One way to at least know what will break without very experienced people guessing is more tripwire tests in the wasi-libc repo or at least the webassembly org. Making a call that helps compiler portability but hurts runtime in the process may be still the path to take, but at least the context will be known more before making a decision and releasing it.

my 2p

The virtualization use case is an interesting point here.

The dev+ino scheme creates two problems here: The device number part assumes that devices exist in a global namespace, which conflicts with the modularity goals of the component model. And the inode part assumes that filesystems have inodes. It's theoretically possible to implement inodes on top of a filesystem that doesn't have them, by maintaining a hash table at runtime of seen files, but that adds a fair amount of complexity and doesn't work if the filesystem supports renaming.

So what if we go the other direction, and remove device and inode numbers?

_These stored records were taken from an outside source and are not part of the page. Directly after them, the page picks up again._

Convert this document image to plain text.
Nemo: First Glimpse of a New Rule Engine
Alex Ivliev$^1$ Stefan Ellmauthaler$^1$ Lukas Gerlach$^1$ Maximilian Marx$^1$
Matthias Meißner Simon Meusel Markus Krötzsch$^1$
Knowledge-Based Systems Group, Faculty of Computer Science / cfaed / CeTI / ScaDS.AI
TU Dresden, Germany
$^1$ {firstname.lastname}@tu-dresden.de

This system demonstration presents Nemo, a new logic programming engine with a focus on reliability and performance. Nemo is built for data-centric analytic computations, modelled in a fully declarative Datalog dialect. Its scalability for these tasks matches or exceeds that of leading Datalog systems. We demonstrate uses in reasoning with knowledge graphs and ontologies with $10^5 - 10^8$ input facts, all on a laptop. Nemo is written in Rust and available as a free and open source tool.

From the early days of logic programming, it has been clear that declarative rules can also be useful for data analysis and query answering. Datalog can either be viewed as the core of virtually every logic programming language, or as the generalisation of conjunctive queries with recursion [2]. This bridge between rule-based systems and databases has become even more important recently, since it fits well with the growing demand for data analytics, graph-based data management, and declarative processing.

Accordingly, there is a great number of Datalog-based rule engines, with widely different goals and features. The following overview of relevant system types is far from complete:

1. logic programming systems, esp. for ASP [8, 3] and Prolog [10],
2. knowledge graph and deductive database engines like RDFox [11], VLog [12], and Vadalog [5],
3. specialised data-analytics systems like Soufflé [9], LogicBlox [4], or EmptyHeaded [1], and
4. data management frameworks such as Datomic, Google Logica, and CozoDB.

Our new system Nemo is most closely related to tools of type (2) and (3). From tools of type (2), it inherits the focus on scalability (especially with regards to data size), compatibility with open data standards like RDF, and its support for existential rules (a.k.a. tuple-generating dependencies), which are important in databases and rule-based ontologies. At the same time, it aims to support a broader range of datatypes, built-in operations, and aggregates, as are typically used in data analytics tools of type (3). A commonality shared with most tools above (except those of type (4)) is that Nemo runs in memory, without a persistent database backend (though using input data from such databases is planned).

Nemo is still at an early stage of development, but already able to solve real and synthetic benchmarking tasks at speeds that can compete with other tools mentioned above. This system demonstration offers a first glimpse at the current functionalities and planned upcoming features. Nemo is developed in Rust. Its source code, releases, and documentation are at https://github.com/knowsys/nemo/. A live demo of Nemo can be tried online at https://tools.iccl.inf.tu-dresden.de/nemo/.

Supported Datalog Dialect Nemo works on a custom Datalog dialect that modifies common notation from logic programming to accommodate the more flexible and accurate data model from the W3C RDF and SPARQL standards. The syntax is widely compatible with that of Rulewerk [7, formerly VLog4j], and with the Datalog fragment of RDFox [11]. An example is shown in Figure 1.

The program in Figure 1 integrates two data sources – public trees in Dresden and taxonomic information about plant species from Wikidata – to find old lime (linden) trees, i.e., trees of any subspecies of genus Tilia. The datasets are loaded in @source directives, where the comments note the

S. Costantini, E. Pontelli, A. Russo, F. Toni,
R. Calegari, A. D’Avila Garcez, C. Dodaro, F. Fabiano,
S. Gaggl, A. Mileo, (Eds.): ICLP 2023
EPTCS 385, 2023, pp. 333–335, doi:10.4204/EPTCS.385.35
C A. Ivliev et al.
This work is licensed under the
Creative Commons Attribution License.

This would mean the POSIX-required st_dev and st_ino fields would not be provided by wasi-libc, and nor with the d_ino field. To support the common use cases, we could add two new functions, is-same-file and is-same-mountpoint for testing whether two files are the same, or on the same mount point. They wouldn't be drop-in replacements, but many use cases should be able to port to them without great difficulty.

And as an added bonus, this would hide more implementation details that might be leaked in the device and inode numbers.

So this might make sense. But it will mean that codebases that use st_dev/st_ino/d_ino would break when we update to the new APIs which do this, until someone ports them to the new functions.

Thoughts?

I've now submitted #81 to propose removing the device and inode numbers.